The Journal said the move had been in the works before the I.A.P.E. union sent the letter. “Conversations about Gerry’s move to Opinion have been underway for some time,” a spokeswoman said in an emailed statement. “His new, expanded role will include podcasts and other projects.” Mr. Baker did not immediately reply to a request for comment.
The I.A.P.E.’s letter was addressed to Matt Murray, Mr. Baker’s successor as editor in chief, and Almar Latour, who last month was named publisher of The Journal and the chief executive of its parent company, Dow Jones, which is part of Rupert Murdoch’s media empire.
The letter singled out a May 15 column by Mr. Baker headlined “The Often Distorted Reality of Hate Crime in America.” He led it with a description of the murder of Ahmaud Arbery, a black man who was shot while jogging in Georgia after he was pursued by white men, a killing that was captured on video.

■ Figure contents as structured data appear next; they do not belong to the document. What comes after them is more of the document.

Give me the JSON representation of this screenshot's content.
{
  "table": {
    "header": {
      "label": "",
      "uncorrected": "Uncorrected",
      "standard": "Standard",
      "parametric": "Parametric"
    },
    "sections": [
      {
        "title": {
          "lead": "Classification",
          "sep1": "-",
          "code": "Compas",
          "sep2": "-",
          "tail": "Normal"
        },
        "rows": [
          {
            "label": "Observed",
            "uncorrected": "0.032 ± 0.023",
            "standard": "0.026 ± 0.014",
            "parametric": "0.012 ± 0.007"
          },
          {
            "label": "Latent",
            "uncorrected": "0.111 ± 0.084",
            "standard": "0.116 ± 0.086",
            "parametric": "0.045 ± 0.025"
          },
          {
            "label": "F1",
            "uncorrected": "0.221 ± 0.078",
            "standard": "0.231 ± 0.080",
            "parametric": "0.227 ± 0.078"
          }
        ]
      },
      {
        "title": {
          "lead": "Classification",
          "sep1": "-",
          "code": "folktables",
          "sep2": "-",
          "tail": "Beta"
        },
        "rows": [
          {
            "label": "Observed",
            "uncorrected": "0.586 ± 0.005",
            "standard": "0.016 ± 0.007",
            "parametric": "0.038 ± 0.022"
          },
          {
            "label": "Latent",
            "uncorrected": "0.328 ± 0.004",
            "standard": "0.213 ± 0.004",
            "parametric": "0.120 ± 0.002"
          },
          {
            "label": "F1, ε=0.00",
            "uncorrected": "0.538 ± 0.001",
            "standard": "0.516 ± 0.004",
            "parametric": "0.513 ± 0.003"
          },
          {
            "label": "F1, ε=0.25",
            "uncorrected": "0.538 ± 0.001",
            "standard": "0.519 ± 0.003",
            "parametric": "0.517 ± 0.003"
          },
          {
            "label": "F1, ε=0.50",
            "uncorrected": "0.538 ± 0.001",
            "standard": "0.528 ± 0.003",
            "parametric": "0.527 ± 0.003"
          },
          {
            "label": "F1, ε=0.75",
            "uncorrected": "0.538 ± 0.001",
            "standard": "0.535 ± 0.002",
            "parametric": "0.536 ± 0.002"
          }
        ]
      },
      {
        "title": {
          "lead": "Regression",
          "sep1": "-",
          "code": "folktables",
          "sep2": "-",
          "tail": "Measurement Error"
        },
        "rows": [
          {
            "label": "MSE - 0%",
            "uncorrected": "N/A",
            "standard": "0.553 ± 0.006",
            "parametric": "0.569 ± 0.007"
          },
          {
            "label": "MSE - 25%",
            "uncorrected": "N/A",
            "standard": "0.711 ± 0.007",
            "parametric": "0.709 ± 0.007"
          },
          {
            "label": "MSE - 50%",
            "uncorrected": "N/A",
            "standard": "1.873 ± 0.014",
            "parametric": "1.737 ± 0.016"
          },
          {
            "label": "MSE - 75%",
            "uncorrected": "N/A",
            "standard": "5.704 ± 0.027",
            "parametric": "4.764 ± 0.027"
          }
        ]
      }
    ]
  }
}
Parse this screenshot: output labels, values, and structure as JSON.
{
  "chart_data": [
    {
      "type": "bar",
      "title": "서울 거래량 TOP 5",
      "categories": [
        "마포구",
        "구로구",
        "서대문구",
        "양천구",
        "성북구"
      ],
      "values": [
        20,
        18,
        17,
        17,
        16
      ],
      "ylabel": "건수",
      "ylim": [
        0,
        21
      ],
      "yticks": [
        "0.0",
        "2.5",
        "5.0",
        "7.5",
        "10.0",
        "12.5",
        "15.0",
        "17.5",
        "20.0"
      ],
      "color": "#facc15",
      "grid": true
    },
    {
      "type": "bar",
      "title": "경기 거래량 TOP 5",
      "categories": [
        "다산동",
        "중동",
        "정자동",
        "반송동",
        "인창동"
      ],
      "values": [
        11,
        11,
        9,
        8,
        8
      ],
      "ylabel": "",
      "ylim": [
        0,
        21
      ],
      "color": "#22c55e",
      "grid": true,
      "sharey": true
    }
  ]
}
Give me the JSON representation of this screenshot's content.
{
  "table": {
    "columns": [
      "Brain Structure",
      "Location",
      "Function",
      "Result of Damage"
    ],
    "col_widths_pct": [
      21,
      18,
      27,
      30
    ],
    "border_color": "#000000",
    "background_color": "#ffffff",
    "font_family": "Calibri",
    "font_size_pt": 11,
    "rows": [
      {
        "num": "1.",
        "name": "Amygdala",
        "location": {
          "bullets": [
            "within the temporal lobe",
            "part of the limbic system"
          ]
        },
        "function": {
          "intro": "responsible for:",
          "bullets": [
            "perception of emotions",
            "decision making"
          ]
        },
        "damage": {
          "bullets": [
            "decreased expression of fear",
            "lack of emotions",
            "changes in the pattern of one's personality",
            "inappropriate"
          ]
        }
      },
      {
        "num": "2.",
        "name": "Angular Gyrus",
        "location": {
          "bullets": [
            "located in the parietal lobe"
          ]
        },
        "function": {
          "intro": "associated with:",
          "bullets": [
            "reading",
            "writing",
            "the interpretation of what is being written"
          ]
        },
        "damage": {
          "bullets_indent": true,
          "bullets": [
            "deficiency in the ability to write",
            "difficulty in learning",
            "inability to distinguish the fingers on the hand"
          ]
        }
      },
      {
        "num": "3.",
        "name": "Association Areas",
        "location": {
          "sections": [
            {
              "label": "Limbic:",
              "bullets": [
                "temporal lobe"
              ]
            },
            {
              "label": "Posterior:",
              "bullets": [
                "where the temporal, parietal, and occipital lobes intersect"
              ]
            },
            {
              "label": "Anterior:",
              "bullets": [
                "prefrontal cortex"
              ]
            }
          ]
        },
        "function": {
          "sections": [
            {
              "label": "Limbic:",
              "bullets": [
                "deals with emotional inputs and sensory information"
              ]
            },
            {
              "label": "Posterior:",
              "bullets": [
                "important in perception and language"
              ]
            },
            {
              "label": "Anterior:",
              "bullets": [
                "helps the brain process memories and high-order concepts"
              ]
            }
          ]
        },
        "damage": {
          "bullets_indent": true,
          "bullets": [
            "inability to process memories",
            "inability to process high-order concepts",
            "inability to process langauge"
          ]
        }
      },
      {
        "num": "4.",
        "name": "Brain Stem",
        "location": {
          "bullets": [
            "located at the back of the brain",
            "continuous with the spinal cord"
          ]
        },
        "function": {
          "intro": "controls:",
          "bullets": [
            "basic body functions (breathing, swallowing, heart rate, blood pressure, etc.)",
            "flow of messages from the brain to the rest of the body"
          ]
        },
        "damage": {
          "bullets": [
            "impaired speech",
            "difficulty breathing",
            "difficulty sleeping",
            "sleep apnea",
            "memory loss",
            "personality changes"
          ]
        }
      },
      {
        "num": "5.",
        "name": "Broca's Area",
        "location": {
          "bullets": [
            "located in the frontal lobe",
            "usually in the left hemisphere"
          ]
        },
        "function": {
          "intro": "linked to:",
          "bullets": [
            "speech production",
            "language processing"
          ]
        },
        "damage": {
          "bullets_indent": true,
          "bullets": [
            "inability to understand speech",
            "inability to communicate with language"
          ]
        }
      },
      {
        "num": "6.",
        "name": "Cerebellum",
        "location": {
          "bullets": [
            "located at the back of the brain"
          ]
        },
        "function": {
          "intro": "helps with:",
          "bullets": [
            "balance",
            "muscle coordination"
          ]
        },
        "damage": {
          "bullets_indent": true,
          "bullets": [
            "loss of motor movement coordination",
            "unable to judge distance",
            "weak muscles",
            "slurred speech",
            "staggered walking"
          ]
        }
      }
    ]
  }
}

The I.A.P.E. criticized the column, saying it “posits the highly controversial argument that black people commit more hate crimes than white people” and adding that to “‘prove’ that he uses only his own single weighted statistical calculation, with no attribution or context from experts either to support the idea or provide contrary views.” The letter also flagged several posts from Mr. Baker’s Twitter account that, it said, violated the paper’s social media policy.
The British-born, Oxford-educated Mr. Baker led The Journal at a time when its staff produced an award-winning investigation that exposed fraudulent claims by the health care tech company Theranos. On his watch, the paper was also at the forefront of reporting on payments involving President Trump and women who said they had once had sexual relationships with him.